The "Acquired Company Software" clause defines the specific software assets owned, developed, or used by the company being acquired as part of a transaction. This clause typically outlines what constitutes the company's proprietary software, including source code, object code, related documentation, and any associated intellectual property rights. It may also clarify whether third-party or open-source components are included and how they are treated. The core function of this clause is to ensure both parties have a clear understanding of which software assets are being transferred or retained, thereby reducing the risk of disputes over ownership or scope after the acquisition.
Acquired Company Software. “Acquired Company Software” shall mean (a) software components of design kits owned or purported to be owned by any Acquired Company and used in connection with Acquired Company Process Technology and (b) any software (including software development tools and firmware and other software embedded in hardware devices, and all updates, upgrades, releases, enhancements and bug fixes) owned or currently being developed by or on behalf of any Acquired Company (the results of which development will be owned exclusively by an Acquired Company), including all modules and components of such software and all prior versions and releases of such software.

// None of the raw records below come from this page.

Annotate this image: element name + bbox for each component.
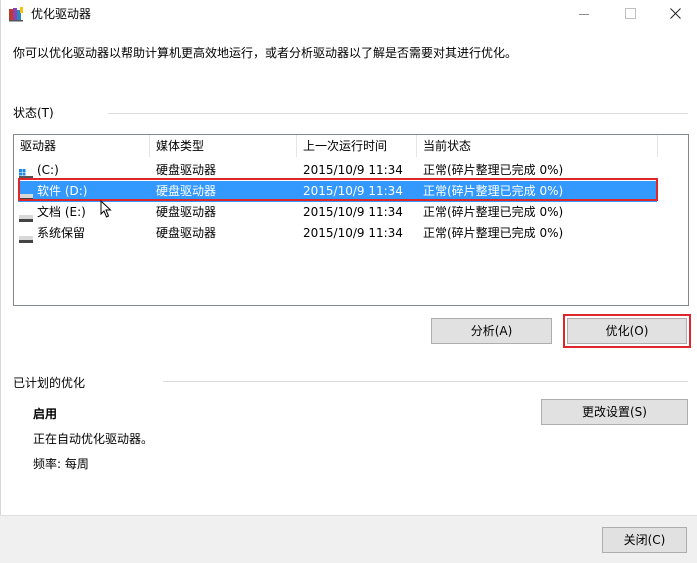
column-header-current-status[interactable]: 当前状态	[417, 135, 658, 157]
analyze-button[interactable]: 分析(A)	[431, 318, 552, 344]
schedule-state: 启用	[33, 407, 58, 421]
maximize-button[interactable]	[607, 0, 653, 28]
last-run-time: 2015/10/9 11:34	[303, 226, 403, 240]
column-header-drive[interactable]: 驱动器	[14, 135, 150, 157]
hard-drive-icon	[19, 229, 33, 243]
drive-row-e[interactable]: 文档 (E:) 硬盘驱动器 2015/10/9 11:34 正常(碎片整理已完成…	[14, 202, 688, 223]
windows-drive-icon	[19, 165, 33, 179]
optimize-button[interactable]: 优化(O)	[563, 314, 691, 348]
hard-drive-icon	[19, 208, 33, 222]
minimize-button[interactable]	[561, 0, 607, 28]
drive-list-header: 驱动器 媒体类型 上一次运行时间 当前状态	[14, 135, 688, 157]
window-title: 优化驱动器	[31, 7, 92, 21]
close-window-button[interactable]	[653, 0, 697, 28]
selected-row-highlight	[18, 178, 658, 201]
schedule-description: 正在自动优化驱动器。	[33, 432, 154, 446]
media-type: 硬盘驱动器	[156, 226, 217, 240]
minimize-icon	[579, 14, 589, 15]
mouse-cursor-icon	[100, 200, 112, 218]
scheduled-group-label: 已计划的优化	[13, 376, 86, 390]
schedule-frequency: 频率: 每周	[33, 457, 89, 471]
current-status: 正常(碎片整理已完成 0%)	[423, 205, 564, 219]
drive-name: 文档 (E:)	[37, 205, 86, 219]
scheduled-group-divider	[163, 381, 688, 382]
media-type: 硬盘驱动器	[156, 205, 217, 219]
maximize-icon	[625, 8, 636, 19]
drive-name: 系统保留	[37, 226, 86, 240]
column-header-last-run[interactable]: 上一次运行时间	[297, 135, 417, 157]
intro-text: 你可以优化驱动器以帮助计算机更高效地运行，或者分析驱动器以了解是否需要对其进行优…	[13, 46, 518, 60]
drive-row-system-reserved[interactable]: 系统保留 硬盘驱动器 2015/10/9 11:34 正常(碎片整理已完成 0%…	[14, 223, 688, 244]
close-button[interactable]: 关闭(C)	[602, 527, 687, 553]
defrag-app-icon	[8, 6, 24, 22]
change-settings-button[interactable]: 更改设置(S)	[541, 399, 688, 425]
dialog-footer: 关闭(C)	[0, 515, 697, 563]
status-group-label: 状态(T)	[13, 106, 54, 120]
title-bar[interactable]: 优化驱动器	[0, 0, 697, 28]
current-status: 正常(碎片整理已完成 0%)	[423, 226, 564, 240]
close-icon	[670, 8, 681, 19]
last-run-time: 2015/10/9 11:34	[303, 205, 403, 219]
window-border	[0, 0, 1, 563]
column-header-media-type[interactable]: 媒体类型	[150, 135, 297, 157]
drive-list[interactable]: 驱动器 媒体类型 上一次运行时间 当前状态 (C:) 硬盘驱动器 2015/10…	[13, 134, 689, 306]
status-group-divider	[108, 113, 688, 114]
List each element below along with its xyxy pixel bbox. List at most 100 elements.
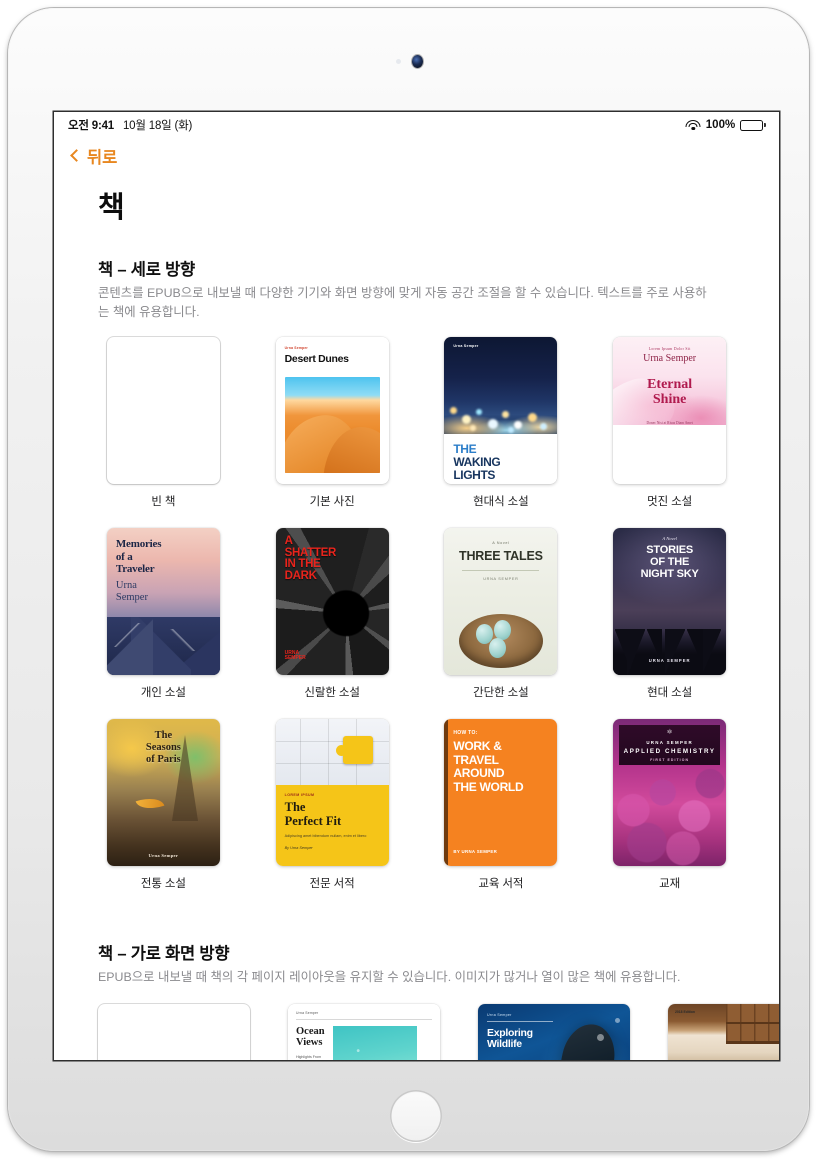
cover-title: APPLIED CHEMISTRY bbox=[623, 748, 716, 756]
book-cover-the-perfect-fit[interactable]: LOREM IPSUM The Perfect Fit Adipiscing a… bbox=[275, 719, 389, 867]
cover-title-line1: The bbox=[154, 730, 173, 742]
cover-title-line4: DARK bbox=[284, 569, 317, 582]
cover-title-line1: A bbox=[284, 535, 293, 548]
template-cell[interactable]: Urna Semper Desert Dunes 기본 사진 bbox=[267, 337, 398, 528]
section-title: 책 – 가로 화면 방향 bbox=[98, 945, 230, 964]
template-cell[interactable]: A SHATTER IN THE DARK URNA SEMPER 신랄한 소설 bbox=[267, 528, 398, 719]
book-cover-three-tales[interactable]: A Novel THREE TALES URNA SEMPER bbox=[444, 528, 558, 676]
cover-title-line2: of a bbox=[115, 550, 133, 563]
cover-author: Urna Semper bbox=[643, 353, 697, 365]
battery-percent-label: 100% bbox=[705, 119, 736, 131]
template-cell[interactable]: 2018 Edition Bakeshop Training The Basic… bbox=[668, 1003, 779, 1060]
template-label: 신랄한 소설 bbox=[304, 687, 360, 700]
book-cover-bakeshop-training[interactable]: 2018 Edition Bakeshop Training The Basic… bbox=[668, 1003, 779, 1060]
template-cell[interactable]: Urna Semper Ocean Views Highlights From … bbox=[288, 1003, 440, 1060]
cover-title-line3: Traveler bbox=[115, 562, 155, 575]
cover-title-line3: AROUND bbox=[453, 766, 505, 781]
template-cell[interactable]: Memories of a Traveler Urna Semper 개인 소설 bbox=[98, 528, 229, 719]
cover-title-line1: WORK & bbox=[453, 739, 502, 754]
cover-author: URNA SEMPER bbox=[646, 740, 693, 746]
ambient-light-sensor bbox=[396, 59, 401, 64]
template-label: 교재 bbox=[659, 878, 681, 891]
cover-subtitle-line1: Highlights From bbox=[296, 1055, 322, 1060]
template-label: 멋진 소설 bbox=[647, 496, 693, 509]
book-cover-desert-dunes[interactable]: Urna Semper Desert Dunes bbox=[275, 337, 389, 485]
cover-title-line1: Memories bbox=[115, 538, 162, 551]
template-cell[interactable]: The Seasons of Paris Urna Semper 전통 소설 bbox=[98, 719, 229, 910]
template-label: 현대 소설 bbox=[647, 687, 693, 700]
status-bar-left: 오전 9:41 10월 18일 (화) bbox=[68, 117, 192, 133]
cover-title-line3: NIGHT SKY bbox=[640, 567, 699, 580]
cover-title-line3: of Paris bbox=[146, 754, 181, 766]
battery-full-icon bbox=[740, 119, 766, 131]
book-cover-ocean-views[interactable]: Urna Semper Ocean Views Highlights From … bbox=[288, 1003, 440, 1060]
book-cover-exploring-wildlife[interactable]: Urna Semper Exploring Wildlife bbox=[478, 1003, 630, 1060]
template-cell[interactable]: HOW TO: WORK & TRAVEL AROUND THE WORLD B… bbox=[436, 719, 567, 910]
cover-author: By Urna Semper bbox=[284, 845, 313, 850]
cover-edition: FIRST EDITION bbox=[650, 758, 690, 763]
nest-photo bbox=[458, 614, 543, 669]
front-camera bbox=[412, 55, 423, 68]
cover-kicker: Urna Semper bbox=[296, 1010, 319, 1015]
divider bbox=[462, 570, 540, 572]
cover-author: URNA SEMPER bbox=[483, 577, 519, 582]
cover-title: Desert Dunes bbox=[284, 353, 349, 366]
book-cover-stories-of-the-night-sky[interactable]: A Novel STORIES OF THE NIGHT SKY URNA SE… bbox=[613, 528, 727, 676]
template-label: 개인 소설 bbox=[140, 687, 186, 700]
template-cell[interactable]: 빈 책 bbox=[98, 337, 229, 528]
template-cell[interactable]: Urna Semper Exploring Wildlife 야생 사진 bbox=[478, 1003, 630, 1060]
cover-title-line2: Shine bbox=[652, 391, 687, 407]
template-cell[interactable]: Lorem Ipsum Dolor Sit Urna Semper Eterna… bbox=[604, 337, 735, 528]
puzzle-photo bbox=[275, 719, 389, 786]
cover-title-line4: THE WORLD bbox=[453, 779, 524, 794]
cover-author: URNA SEMPER bbox=[648, 658, 691, 664]
template-cell[interactable]: Urna Semper THE WAKING LIGHTS 현대식 소설 bbox=[436, 337, 567, 528]
cover-author-line2: SEMPER bbox=[284, 654, 306, 661]
cityscape-photo bbox=[444, 337, 558, 435]
cover-author: URNA SEMPER bbox=[284, 650, 306, 662]
back-button-label: 뒤로 bbox=[87, 149, 118, 167]
home-button[interactable] bbox=[390, 1090, 442, 1142]
status-time: 오전 9:41 bbox=[68, 120, 114, 132]
template-label: 기본 사진 bbox=[309, 496, 355, 509]
template-label: 빈 책 bbox=[151, 496, 176, 509]
template-cell[interactable]: LOREM IPSUM The Perfect Fit Adipiscing a… bbox=[267, 719, 398, 910]
desert-photo bbox=[284, 377, 380, 474]
cover-title-line2: Seasons bbox=[145, 742, 181, 754]
wifi-icon bbox=[685, 119, 701, 131]
template-cell[interactable]: 빈 책 bbox=[98, 1003, 250, 1060]
template-label: 교육 서적 bbox=[478, 878, 524, 891]
template-cell[interactable]: A Novel STORIES OF THE NIGHT SKY URNA SE… bbox=[604, 528, 735, 719]
book-cover-waking-lights[interactable]: Urna Semper THE WAKING LIGHTS bbox=[444, 337, 558, 485]
cover-author-line1: Urna bbox=[115, 580, 137, 592]
book-spine bbox=[444, 719, 449, 867]
template-label: 간단한 소설 bbox=[473, 687, 529, 700]
template-cell[interactable]: A Novel THREE TALES URNA SEMPER 간단한 소설 bbox=[436, 528, 567, 719]
book-cover-memories-of-a-traveler[interactable]: Memories of a Traveler Urna Semper bbox=[106, 528, 220, 676]
atom-icon: ⚛ bbox=[666, 729, 673, 737]
book-cover-work-and-travel[interactable]: HOW TO: WORK & TRAVEL AROUND THE WORLD B… bbox=[444, 719, 558, 867]
book-cover-eternal-shine[interactable]: Lorem Ipsum Dolor Sit Urna Semper Eterna… bbox=[613, 337, 727, 485]
divider bbox=[296, 1018, 432, 1020]
cover-title-line3: LIGHTS bbox=[453, 468, 495, 483]
template-cell[interactable]: ⚛ URNA SEMPER APPLIED CHEMISTRY FIRST ED… bbox=[604, 719, 735, 910]
book-cover-applied-chemistry[interactable]: ⚛ URNA SEMPER APPLIED CHEMISTRY FIRST ED… bbox=[613, 719, 727, 867]
cover-author: Urna Semper bbox=[453, 344, 479, 349]
book-cover-the-seasons-of-paris[interactable]: The Seasons of Paris Urna Semper bbox=[106, 719, 220, 867]
template-label: 전통 소설 bbox=[140, 878, 186, 891]
cover-kicker: A Novel bbox=[662, 536, 677, 542]
back-button[interactable]: 뒤로 bbox=[70, 144, 118, 168]
cover-author: Urna Semper bbox=[148, 853, 179, 859]
cover-title-line2: Views bbox=[296, 1036, 323, 1048]
template-chooser-content: 책 책 – 세로 방향 콘텐츠를 EPUB으로 내보낼 때 다양한 기기와 화면… bbox=[54, 184, 779, 1060]
book-cover-blank[interactable] bbox=[106, 337, 220, 485]
section-description: 콘텐츠를 EPUB으로 내보낼 때 다양한 기기와 화면 방향에 맞게 자동 공… bbox=[98, 286, 707, 319]
status-date: 10월 18일 (화) bbox=[122, 120, 193, 132]
cover-subtitle: Donec Nisi at Risus Diam Amet bbox=[646, 421, 693, 426]
template-grid-portrait: 빈 책 Urna Semper Desert Dunes 기본 사진 Urna … bbox=[98, 337, 735, 910]
cover-title-line1: Ocean bbox=[296, 1025, 325, 1037]
cover-author-line2: Semper bbox=[115, 592, 148, 604]
cover-kicker: LOREM IPSUM bbox=[284, 793, 315, 798]
book-cover-blank-landscape[interactable] bbox=[98, 1003, 250, 1060]
book-cover-a-shatter-in-the-dark[interactable]: A SHATTER IN THE DARK URNA SEMPER bbox=[275, 528, 389, 676]
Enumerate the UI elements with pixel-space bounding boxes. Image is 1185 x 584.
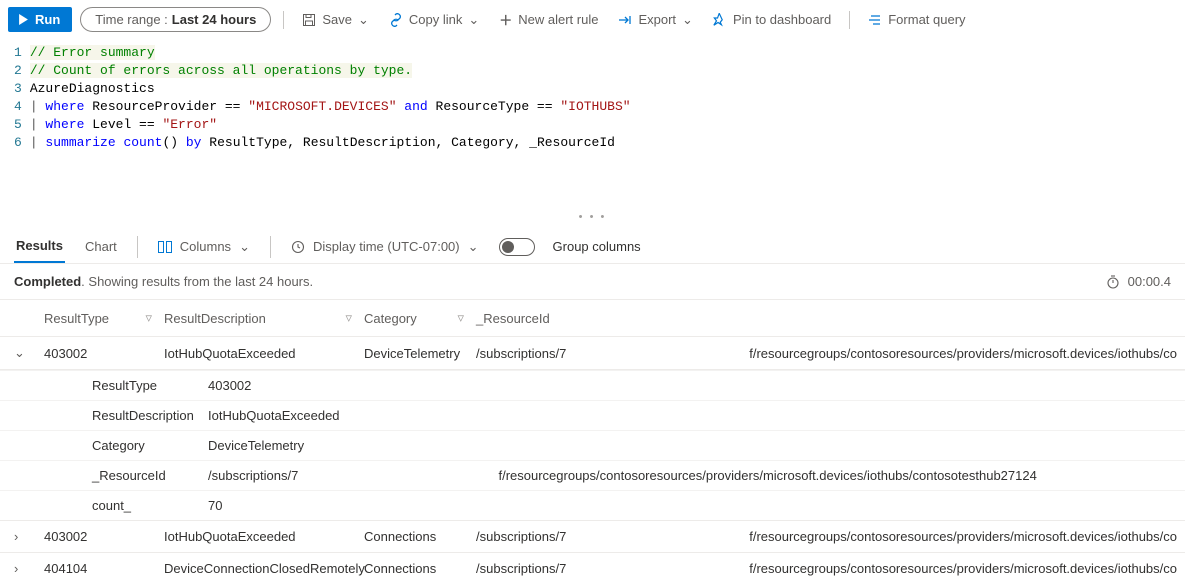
stopwatch-icon bbox=[1106, 275, 1120, 289]
chevron-down-icon: ⌄ bbox=[682, 12, 693, 28]
code-area[interactable]: // Error summary // Count of errors acro… bbox=[30, 44, 1185, 152]
new-alert-rule-button[interactable]: ＋ New alert rule bbox=[493, 6, 604, 33]
code-ident: AzureDiagnostics bbox=[30, 81, 155, 96]
chevron-down-icon: ⌄ bbox=[468, 239, 479, 255]
col-header[interactable]: Category▿ bbox=[364, 310, 476, 326]
columns-button[interactable]: Columns ⌄ bbox=[156, 235, 252, 259]
toolbar-divider bbox=[137, 236, 138, 258]
grid-header: ResultType▿ ResultDescription▿ Category▿… bbox=[0, 300, 1185, 336]
time-range-value: Last 24 hours bbox=[172, 12, 257, 27]
row-expander[interactable]: › bbox=[8, 561, 44, 576]
table-row[interactable]: › 404104 DeviceConnectionClosedRemotely … bbox=[0, 552, 1185, 584]
filter-icon[interactable]: ▿ bbox=[457, 310, 464, 326]
chevron-down-icon: ⌄ bbox=[239, 239, 250, 255]
filter-icon[interactable]: ▿ bbox=[145, 310, 152, 326]
toolbar-divider bbox=[270, 236, 271, 258]
results-grid: ResultType▿ ResultDescription▿ Category▿… bbox=[0, 300, 1185, 584]
resize-handle[interactable]: • • • bbox=[0, 212, 1185, 226]
filter-icon[interactable]: ▿ bbox=[345, 310, 352, 326]
table-row[interactable]: › 403002 IotHubQuotaExceeded Connections… bbox=[0, 520, 1185, 552]
time-range-label: Time range : bbox=[95, 12, 168, 27]
clock-icon bbox=[291, 240, 305, 254]
display-time-label: Display time (UTC-07:00) bbox=[313, 239, 460, 254]
col-header[interactable]: ResultDescription▿ bbox=[164, 310, 364, 326]
new-alert-label: New alert rule bbox=[518, 12, 598, 27]
plus-icon: ＋ bbox=[499, 10, 512, 29]
format-query-button[interactable]: Format query bbox=[862, 8, 971, 31]
format-label: Format query bbox=[888, 12, 965, 27]
chevron-down-icon: ⌄ bbox=[358, 12, 369, 28]
group-columns-toggle[interactable] bbox=[499, 238, 535, 256]
code-comment: // Error summary bbox=[30, 45, 155, 60]
save-label: Save bbox=[322, 12, 352, 27]
status-row: Completed. Showing results from the last… bbox=[0, 264, 1185, 300]
tab-chart[interactable]: Chart bbox=[83, 231, 119, 262]
code-comment: // Count of errors across all operations… bbox=[30, 63, 412, 78]
table-row[interactable]: ⌄ 403002 IotHubQuotaExceeded DeviceTelem… bbox=[0, 336, 1185, 369]
export-label: Export bbox=[638, 12, 676, 27]
toolbar-divider bbox=[283, 11, 284, 29]
col-header[interactable]: _ResourceId bbox=[476, 311, 1177, 326]
save-icon bbox=[302, 13, 316, 27]
time-range-picker[interactable]: Time range : Last 24 hours bbox=[80, 7, 271, 32]
query-toolbar: Run Time range : Last 24 hours Save ⌄ Co… bbox=[0, 0, 1185, 40]
copy-link-label: Copy link bbox=[409, 12, 462, 27]
status-detail: . Showing results from the last 24 hours… bbox=[81, 274, 313, 289]
columns-label: Columns bbox=[180, 239, 231, 254]
format-icon bbox=[868, 14, 882, 26]
export-icon bbox=[618, 14, 632, 26]
status-completed: Completed bbox=[14, 274, 81, 289]
line-gutter: 123456 bbox=[0, 44, 30, 152]
run-button[interactable]: Run bbox=[8, 7, 72, 32]
save-button[interactable]: Save ⌄ bbox=[296, 8, 375, 32]
link-icon bbox=[389, 13, 403, 27]
toolbar-divider bbox=[849, 11, 850, 29]
elapsed-time: 00:00.4 bbox=[1128, 274, 1171, 289]
col-header[interactable]: ResultType▿ bbox=[44, 310, 164, 326]
pin-icon bbox=[713, 13, 727, 27]
pin-label: Pin to dashboard bbox=[733, 12, 831, 27]
group-columns-label: Group columns bbox=[553, 239, 641, 254]
row-detail: ResultType403002 ResultDescriptionIotHub… bbox=[0, 369, 1185, 520]
play-icon bbox=[18, 14, 29, 25]
display-time-button[interactable]: Display time (UTC-07:00) ⌄ bbox=[289, 235, 481, 259]
columns-icon bbox=[158, 241, 172, 253]
run-label: Run bbox=[35, 12, 60, 27]
results-toolbar: Results Chart Columns ⌄ Display time (UT… bbox=[0, 226, 1185, 264]
export-button[interactable]: Export ⌄ bbox=[612, 8, 698, 32]
row-expander[interactable]: ⌄ bbox=[8, 345, 44, 361]
row-expander[interactable]: › bbox=[8, 529, 44, 544]
query-editor[interactable]: 123456 // Error summary // Count of erro… bbox=[0, 40, 1185, 212]
pin-button[interactable]: Pin to dashboard bbox=[707, 8, 837, 31]
tab-results[interactable]: Results bbox=[14, 230, 65, 263]
copy-link-button[interactable]: Copy link ⌄ bbox=[383, 8, 485, 32]
chevron-down-icon: ⌄ bbox=[468, 12, 479, 28]
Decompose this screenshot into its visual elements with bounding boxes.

Acquired Company Software. “Acquired Company Software” shall mean all software products and services distributed, marketed, offered, sold or licensed to a third party by or on behalf of an Acquired Company and any software owned by any Acquired Company and used to run or operate the foregoing software products or services at any time since inception and up until the date of this Agreement. For the avoidance of doubt, Acquired Company Software does not include Open Source Code.
Acquired Company Software. As of the Agreement Date, the Acquired Company Software does not contain any bug, defect or error (including any bug, defect or error relating to or resulting from the display, manipulation, processing, storage, transmission or use of date data) that: (A) materially and adversely affects the use, functionality or performance of such Acquired Company Software or any product or system containing or authorized or intended to be used in conjunction with such Acquired Company Software; or (B) causes or would cause an Acquired Company or any Subsidiary to fail to comply, with any applicable warranty or other contractual commitment relating to the use, functionality or performance of such Acquired Company Software or any product or system containing or authorized or intended to be used in conjunction with such Acquired Company Software, in each case to an extent greater than in the Ordinary Course of Business. As of the Agreement Date, no Acquired Company Software contains any Contaminant other than those resolved in the Ordinary Course of Business.
Acquired Company Software. Acquired Company Software" shall mean any software (including firmware and other software embedded in hardware devices) owned, developed (or currently being developed), used, marketed, distributed, licensed or sold by any of the Acquired Companies at any time (other than non-customized third-party software licensed to any of the Acquired Companies for internal use on a non-exclusive basis). Acquired Company Transaction Expenses. "Acquired Company Transaction Expenses" shall mean the amount of all fees, costs and expenses of the type described in Section 7.3 of the Agreement that have been incurred or that are incurred by any of the Acquired Companies in connection with the transactions contemplated by the Agreement, including any fees, costs or expenses payable to the Company Counsel or to any financial advisor, accountant or other Person who performed services for or on behalf of the Acquired Companies, or who is otherwise entitled to any compensation from the Acquired Companies, in connection with the Agreement or any of the transactions contemplated by the Agreement.